Family strength is founded on the marriage that forms the basis of that family. Attorneys who wish to bring restorative hope to broken marriages and families often think about the core problem of marital breakdown, and how marriage serves as a picture of restoration for the family as a whole. Robin Kunikis, Regent Law Juris Doctor Candidate 2013, and current Family Law student offers this thoughtful insight. In analyzing God’s design for marriage she writes:
“The text of Genesis shares many insights into God's world, and His nature. One is that He is not alone because he says ‘Let us make man in our image, in our likeliness, and let them rule.....’ If God is not alone we will see later that neither is it good for man to be alone.
However, when he creates he ‘created man in his own image, in the image of God He created him (one whole being); male and female He created them.’ This seems to represent that the unity of God is found in male and female united in one body. His perfect creation of mankind is wholeness or oneness of male and female in one body like Him, or marriage.
When God separated mankind (through Adam) into man and woman, not one but two new beings were created. It was His act of separation of those qualities in to two unique sexes. When they unite in the covenant of marriage they are fully restored to God's perfect creation that is now capable of ‘being fruitful and multiplying’ by becoming one flesh in the fulness that God designed. So it shows (to me at least) that through that covenant we are able to be like God in our ability to create life - power reserved to God, or those created to be like Him. But, it is only He who has authority to separate that complete and perfect likeliness that He created in the joining of male and female.
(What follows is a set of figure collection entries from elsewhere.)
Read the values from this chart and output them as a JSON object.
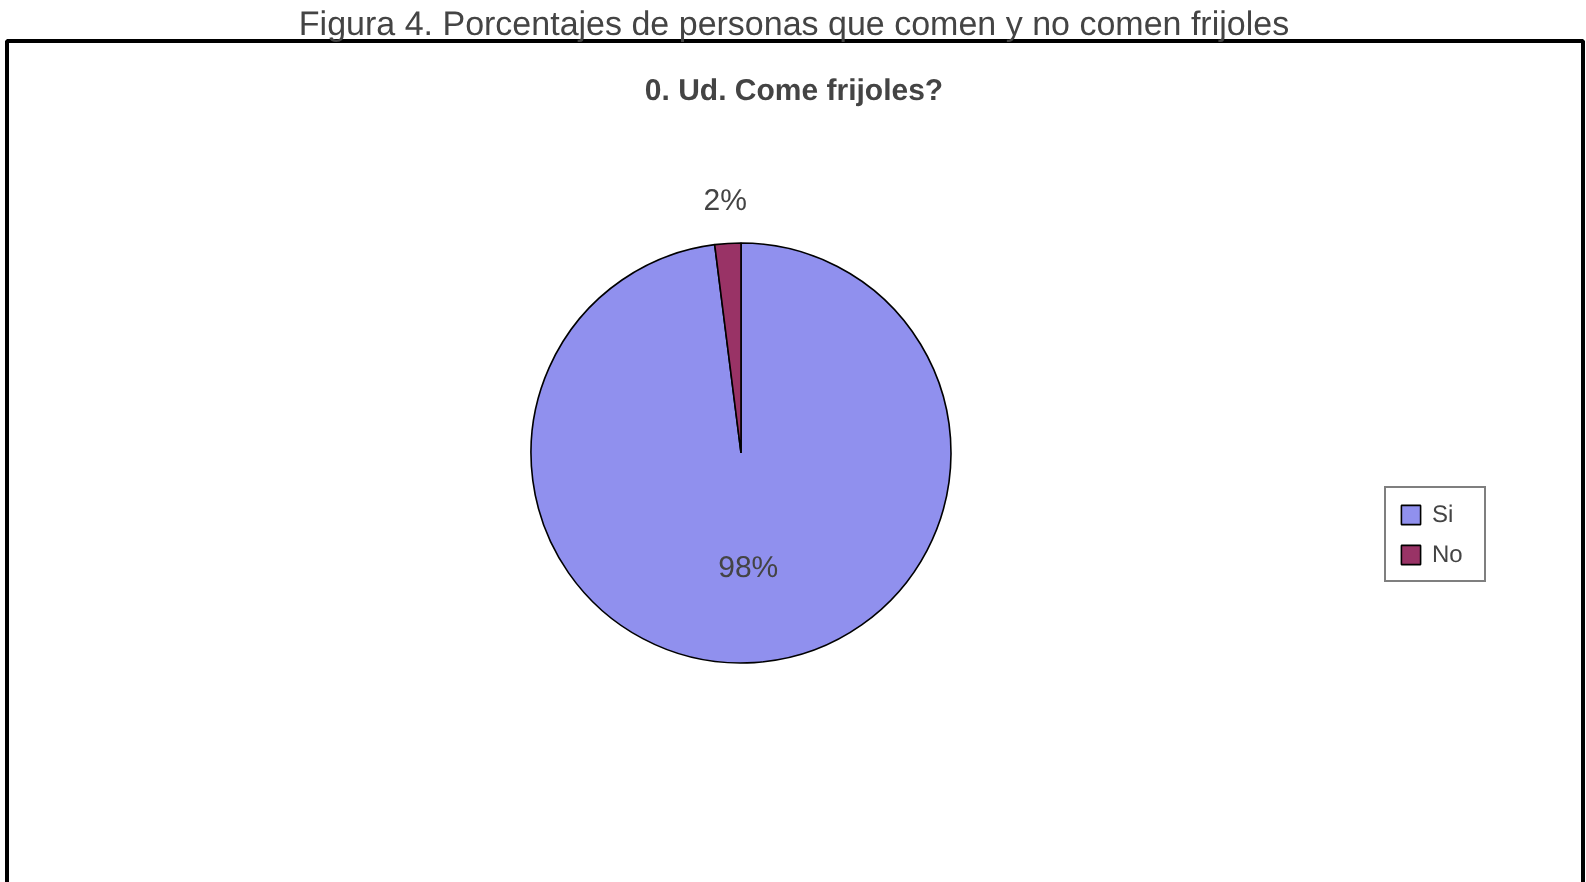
{
  "chart_data": {
    "type": "pie",
    "title": "0. Ud. Come frijoles?",
    "annotations": [
      "Figura 4. Porcentajes de personas que comen y no comen frijoles"
    ],
    "categories": [
      "Si",
      "No"
    ],
    "values": [
      98,
      2
    ],
    "colors": [
      "#9090ee",
      "#993366"
    ],
    "value_labels": [
      "98%",
      "2%"
    ],
    "legend": "right"
  }
}
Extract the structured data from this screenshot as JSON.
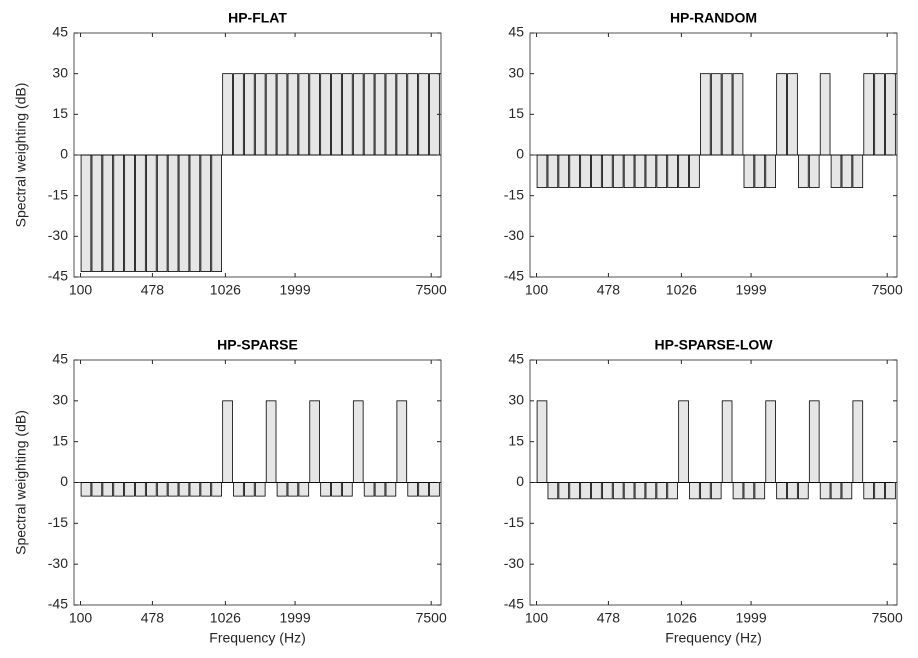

So the bottom line is that marriage is restoring that which God separated in the beginning. Furthermore, God is the only One who has the authority to separate the perfect creation of male and female, man and woman joined together in a marriage covenant.”
Robin Kunikis, Regent Law Candidate for Juris Doctor 2013, and current Family Law student for this thoughtful post.
Robin! Thank you so much for your thoughtful post. As a philosophy major in college, we read Plato's Symposium. In that work, Plato describes the idea of soul mates by painting a picture of people who were originally created with essentially two bodies fused as one. Zeus feared their ability to be more powerful than he, so he split them making people destined to search the world over for the person they were originally fused with and viola! the idea of ancient soul mates. While I see parallels in Plato's version and the version you've depicted, I think that the Biblical centered account is (not only true in comparison with Plato's model) significantly more hopeful and purposeful than the model that Plato offers. Men and Women are to fulfill that need for unity through marriage and work as a God-designed, complimentary team for the kingdom. It seems obvious from reading the text, but I'm not so sure I ever thought of marriage this way. Thank you so much for providing a Biblically sound, hopeful and purposeful view of marriage.